What’s important is that the unbending and rigid Germans have become a bit more flexible to accommodate market realities with the new 3 Series – this out-and-out driver’s car now has become rear-seat passenger friendly. With an extra 50 mm wheelbase, there is more room at the back while the car is also slightly bigger than its predecessor. Then, the ride quality of the last-gen version was stiff and now it’s become more pliable. Also, the steering feel, which was tough enough to give you a hernia, is now light and yet communicative. So is it the perfect compact luxury sedan then? Well, not yet.
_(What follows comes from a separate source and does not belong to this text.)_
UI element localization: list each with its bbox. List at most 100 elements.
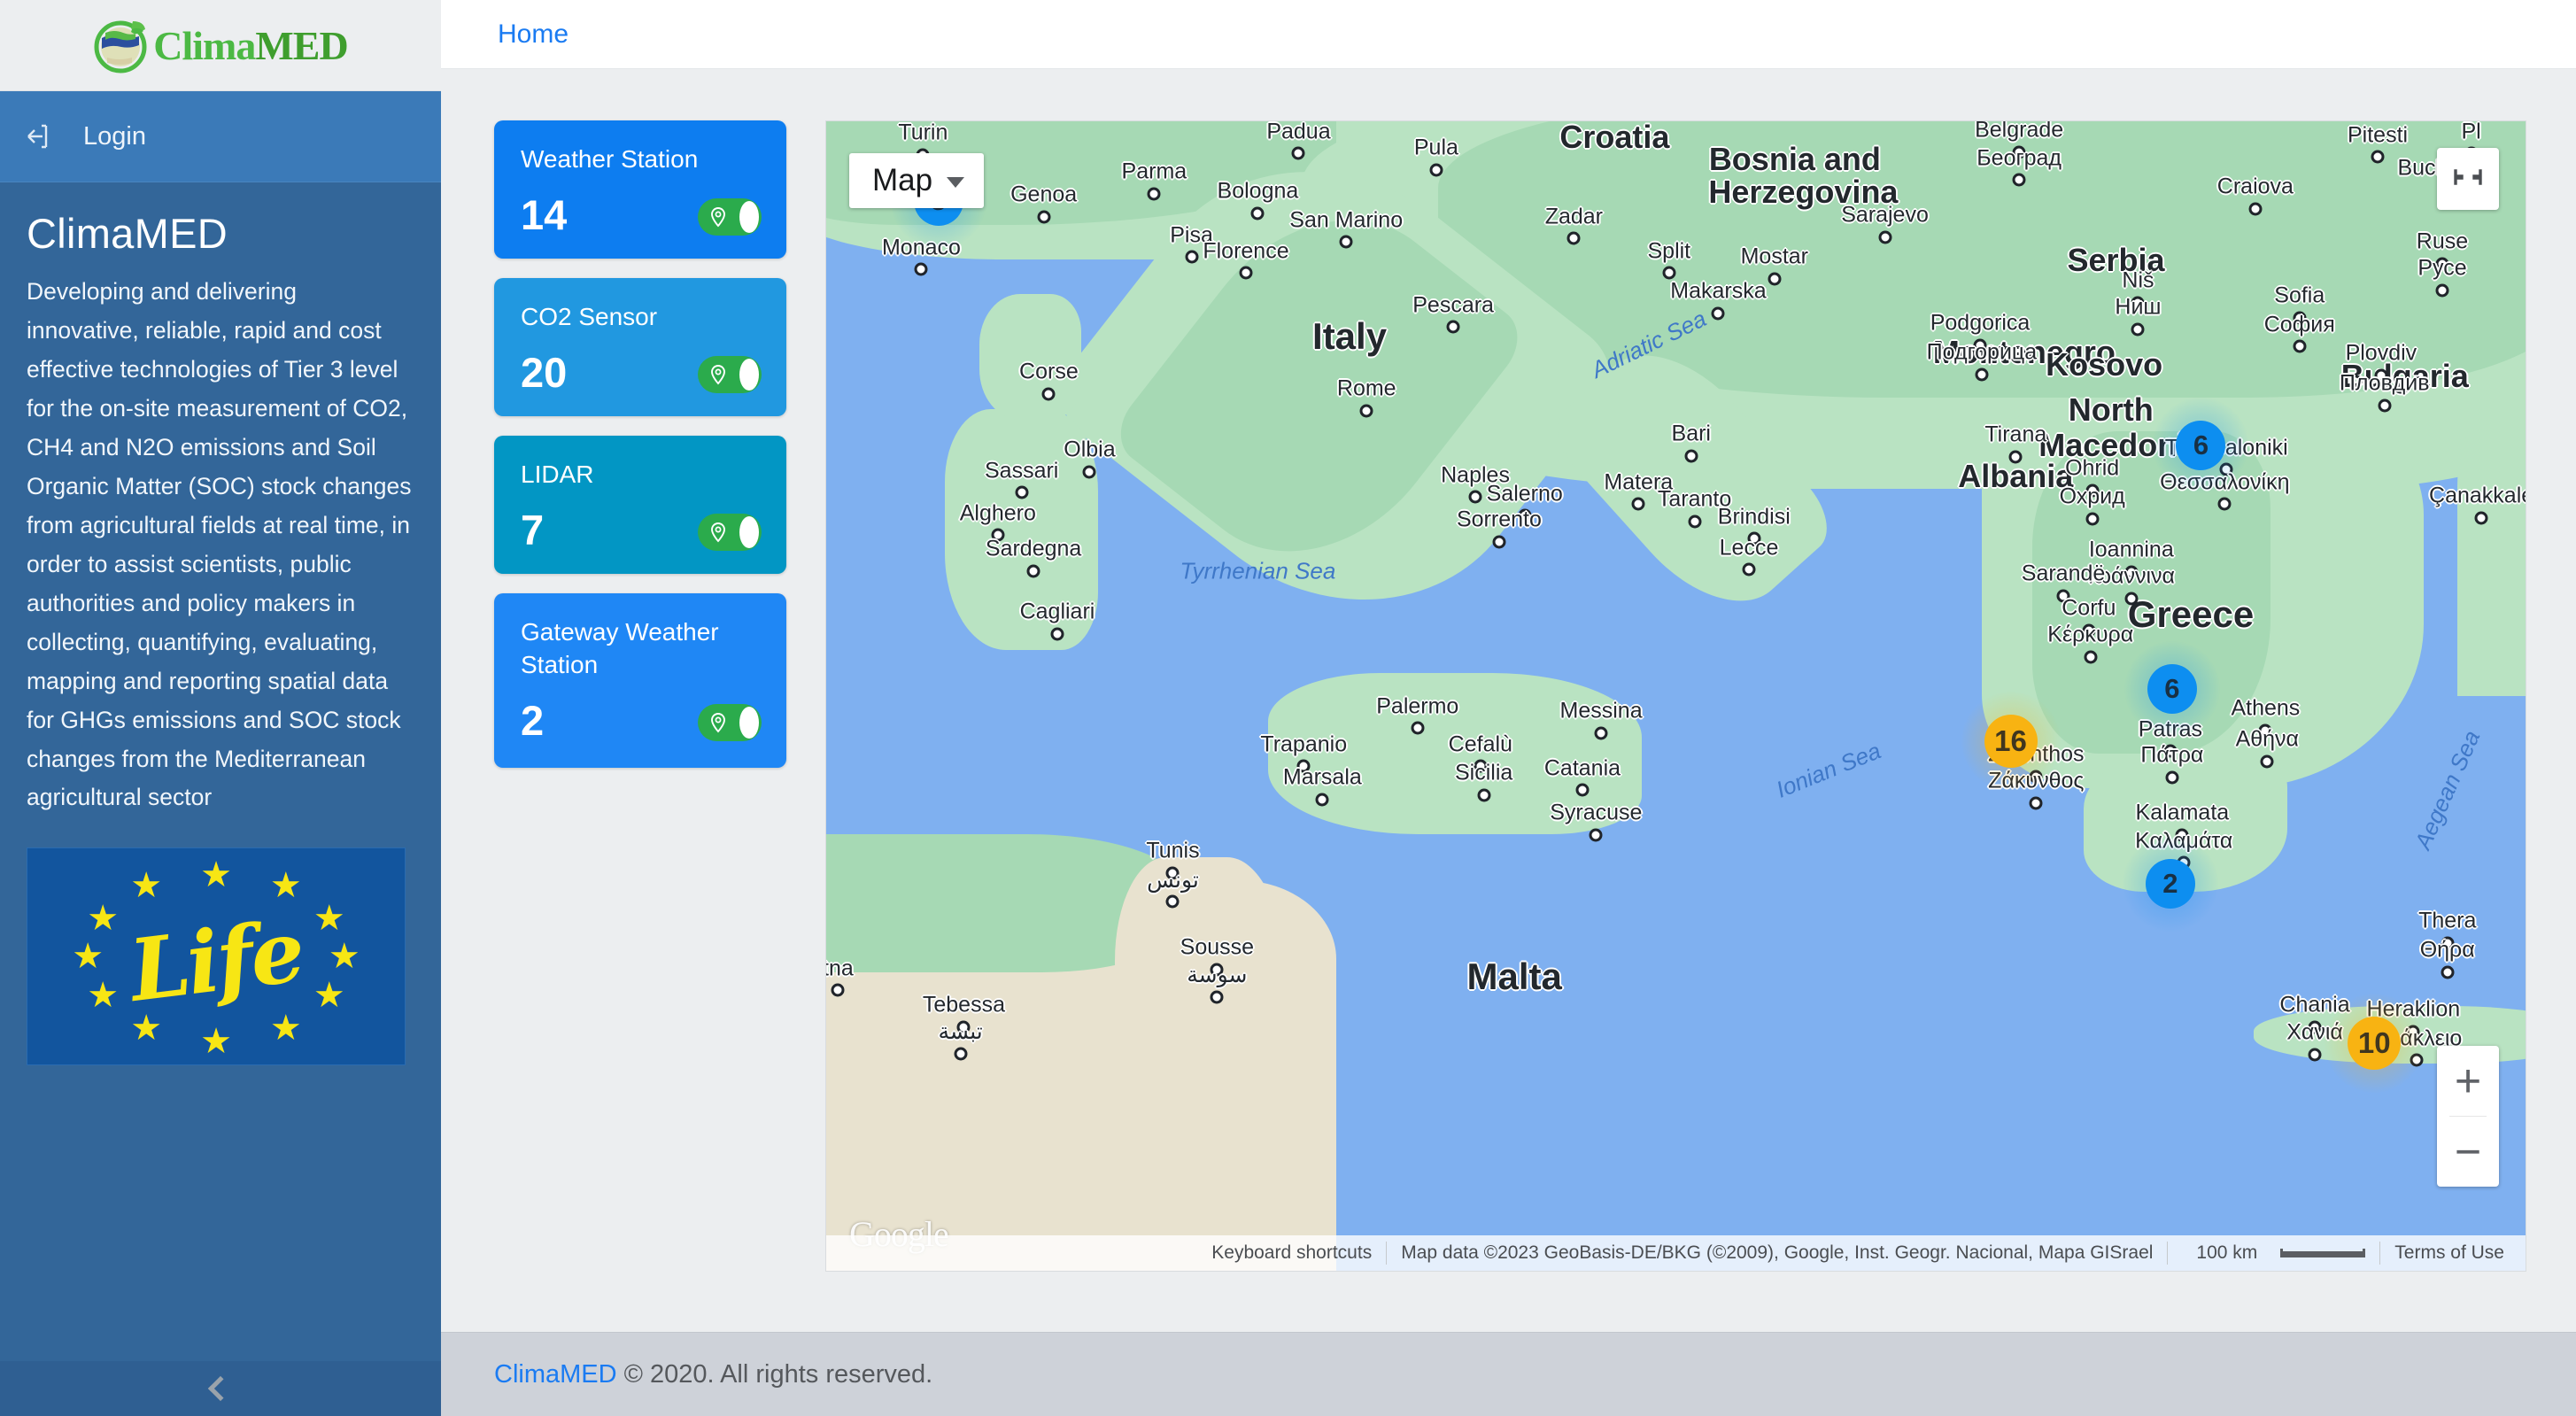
stat-card-value: 2 xyxy=(521,696,545,744)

For one, the new 3 Series does not break new ground in styling. Though good-looking, it seems merely an evolution in design over its predecessor. The classic test of that was while driving the 328i and 320d in Mumbai – the red petrol one turned heads all the time, while hardly anyone stopped to stare at the silver one. It was the colour and not the form! The interior design, too, is conventional BMW and not a great leap forward.
If you are used to BMWs, well then, the new 3 is not going to surprise you. It would have been great, for instance, if the silver elements peppered around the interiors were of real, cold metal than plastic. But there are some nice elements that are worth pointing out: the side bolsters on the front seat in the Sport Line trim are supportive especially under hard cornering and driving freaks would love the Sport display that indicates how much power and torque of the engine you are using at any given point of time. Also, some additional sound deadening would have been nice. It’s not exactly cheap, though. The base variant of the 320d is priced at Rs 28.9 lakh, while the 328i goes for Rs 37.9 lakh (all prices ex-showroom, Mumbai). You need deep pockets, but the new 3 Series is such a car that it makes its brand ambassador superfluous.